Party leaders hope the film, which tells the story of William Wallace, the 13th-century hero, will win over Scots to the independence cause. Cinema-goers will receive leaflets urging them to join the SNP when the film goes on general release later this month. They say: "You've seen the movie - Now face the reality."
Although Wallace defied the English 700 years ago, SNP leaders say his message is relevant today. Paul Scott, the party's vice-president, said yesterday: "Wallace saw independence as a prerequisite for common good. He realised that without it, the freedom of his country to trade, to develop resources and freely to decide on alliances and its own priorities would be destroyed.

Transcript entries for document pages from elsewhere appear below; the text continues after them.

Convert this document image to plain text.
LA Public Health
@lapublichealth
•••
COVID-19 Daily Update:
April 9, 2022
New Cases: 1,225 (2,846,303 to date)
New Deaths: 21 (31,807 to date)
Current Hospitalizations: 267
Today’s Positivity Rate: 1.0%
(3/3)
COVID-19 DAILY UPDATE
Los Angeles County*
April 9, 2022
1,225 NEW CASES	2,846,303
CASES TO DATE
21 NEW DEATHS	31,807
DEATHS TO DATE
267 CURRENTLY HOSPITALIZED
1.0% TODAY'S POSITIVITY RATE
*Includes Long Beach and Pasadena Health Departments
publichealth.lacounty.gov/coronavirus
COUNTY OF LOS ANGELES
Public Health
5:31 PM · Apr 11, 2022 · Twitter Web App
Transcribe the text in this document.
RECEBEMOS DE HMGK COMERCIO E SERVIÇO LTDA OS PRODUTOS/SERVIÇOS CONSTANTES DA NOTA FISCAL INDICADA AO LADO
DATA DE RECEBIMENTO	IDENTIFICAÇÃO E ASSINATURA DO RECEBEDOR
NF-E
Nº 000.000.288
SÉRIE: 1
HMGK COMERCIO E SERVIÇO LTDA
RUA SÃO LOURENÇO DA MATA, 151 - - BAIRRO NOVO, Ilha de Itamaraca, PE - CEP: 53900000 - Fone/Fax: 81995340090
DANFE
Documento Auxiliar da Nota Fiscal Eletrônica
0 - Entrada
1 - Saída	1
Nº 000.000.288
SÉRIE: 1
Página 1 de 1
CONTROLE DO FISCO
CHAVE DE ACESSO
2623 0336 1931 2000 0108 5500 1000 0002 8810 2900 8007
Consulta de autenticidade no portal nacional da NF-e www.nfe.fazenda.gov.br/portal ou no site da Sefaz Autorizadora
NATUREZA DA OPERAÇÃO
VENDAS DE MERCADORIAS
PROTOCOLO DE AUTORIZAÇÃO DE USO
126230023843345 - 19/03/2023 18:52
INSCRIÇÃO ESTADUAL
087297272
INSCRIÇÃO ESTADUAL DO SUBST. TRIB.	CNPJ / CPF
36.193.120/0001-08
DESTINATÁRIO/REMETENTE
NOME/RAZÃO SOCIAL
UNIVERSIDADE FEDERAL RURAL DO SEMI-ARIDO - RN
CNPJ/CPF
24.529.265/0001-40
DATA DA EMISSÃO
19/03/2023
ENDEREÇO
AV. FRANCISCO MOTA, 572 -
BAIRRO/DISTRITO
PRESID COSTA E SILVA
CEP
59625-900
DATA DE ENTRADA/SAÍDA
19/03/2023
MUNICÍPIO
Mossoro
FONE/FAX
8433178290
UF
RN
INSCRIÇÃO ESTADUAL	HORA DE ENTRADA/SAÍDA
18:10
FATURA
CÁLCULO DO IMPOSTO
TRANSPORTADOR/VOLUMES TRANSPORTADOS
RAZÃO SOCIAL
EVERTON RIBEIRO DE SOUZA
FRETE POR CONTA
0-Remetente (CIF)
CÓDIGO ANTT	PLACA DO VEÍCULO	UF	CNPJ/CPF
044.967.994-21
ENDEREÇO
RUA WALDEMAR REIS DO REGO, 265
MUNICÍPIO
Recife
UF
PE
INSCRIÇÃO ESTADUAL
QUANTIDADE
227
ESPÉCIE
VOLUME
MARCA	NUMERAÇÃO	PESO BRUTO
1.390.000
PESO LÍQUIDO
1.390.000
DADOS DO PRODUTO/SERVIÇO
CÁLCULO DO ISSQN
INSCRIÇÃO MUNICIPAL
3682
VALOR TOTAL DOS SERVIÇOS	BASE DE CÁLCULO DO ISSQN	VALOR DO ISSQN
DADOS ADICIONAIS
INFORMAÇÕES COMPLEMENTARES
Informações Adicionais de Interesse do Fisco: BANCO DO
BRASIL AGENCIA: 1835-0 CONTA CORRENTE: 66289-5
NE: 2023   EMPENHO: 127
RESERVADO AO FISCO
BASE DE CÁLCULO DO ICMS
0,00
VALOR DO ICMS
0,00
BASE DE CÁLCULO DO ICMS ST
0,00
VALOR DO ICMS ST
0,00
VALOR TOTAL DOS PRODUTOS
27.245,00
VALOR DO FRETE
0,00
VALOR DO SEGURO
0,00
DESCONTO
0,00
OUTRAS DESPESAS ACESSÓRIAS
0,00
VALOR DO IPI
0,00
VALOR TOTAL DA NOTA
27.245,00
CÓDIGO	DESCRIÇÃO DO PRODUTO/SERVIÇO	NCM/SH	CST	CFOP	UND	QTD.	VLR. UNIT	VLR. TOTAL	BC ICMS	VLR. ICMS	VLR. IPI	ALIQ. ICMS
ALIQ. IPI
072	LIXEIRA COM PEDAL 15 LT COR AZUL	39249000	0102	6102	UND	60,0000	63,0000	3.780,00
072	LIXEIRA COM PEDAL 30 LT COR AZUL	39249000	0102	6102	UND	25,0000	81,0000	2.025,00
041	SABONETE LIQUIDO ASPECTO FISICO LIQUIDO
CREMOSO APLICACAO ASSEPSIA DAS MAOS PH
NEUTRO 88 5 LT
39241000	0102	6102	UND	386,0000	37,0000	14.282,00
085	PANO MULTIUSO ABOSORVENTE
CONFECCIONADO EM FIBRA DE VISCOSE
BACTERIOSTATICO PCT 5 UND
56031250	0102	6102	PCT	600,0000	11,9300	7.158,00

"In modern terms, the desires of civic nationalism are exactly the same. We can have no economic future unless we invest our own resources in that future. We can play no effective role in Europe unless we speak with an independent voice."
The leaflets, which activists will hand out all over Scotland, say that independence "is not just history. Most European nations have it. Scotland needs it again - and now almost 40 per cent of the Scottish people agree. Most of them vote SNP. Today, it's not just bravehearts who choose independence, it's also wise heads."
The pounds 50m film, starring Gibson and Sophie Marceau, receives its European premiere in Stirling this weekend.
The distributor, Twentieth Century-Fox, was alarmed by remarks made last weekend by Alex Salmond, the SNP leader, who is attending the premiere. At the annual Wallace rally in Stonehaven, near Aberdeen, Mr Salmond told sword-carrying kilted revellers he would "decapitate Michael Forsyth [the Secretary of State for Scotland] at the intermission".
Yesterday Sir Michael Hirst, the chairman of the Scottish Tories, called on Mr Salmond to apologise for his "foolish and tactless" remarks. Mr Salmond refused. An SNP spokesman said Sir Michael "did not know a joke when he heard one".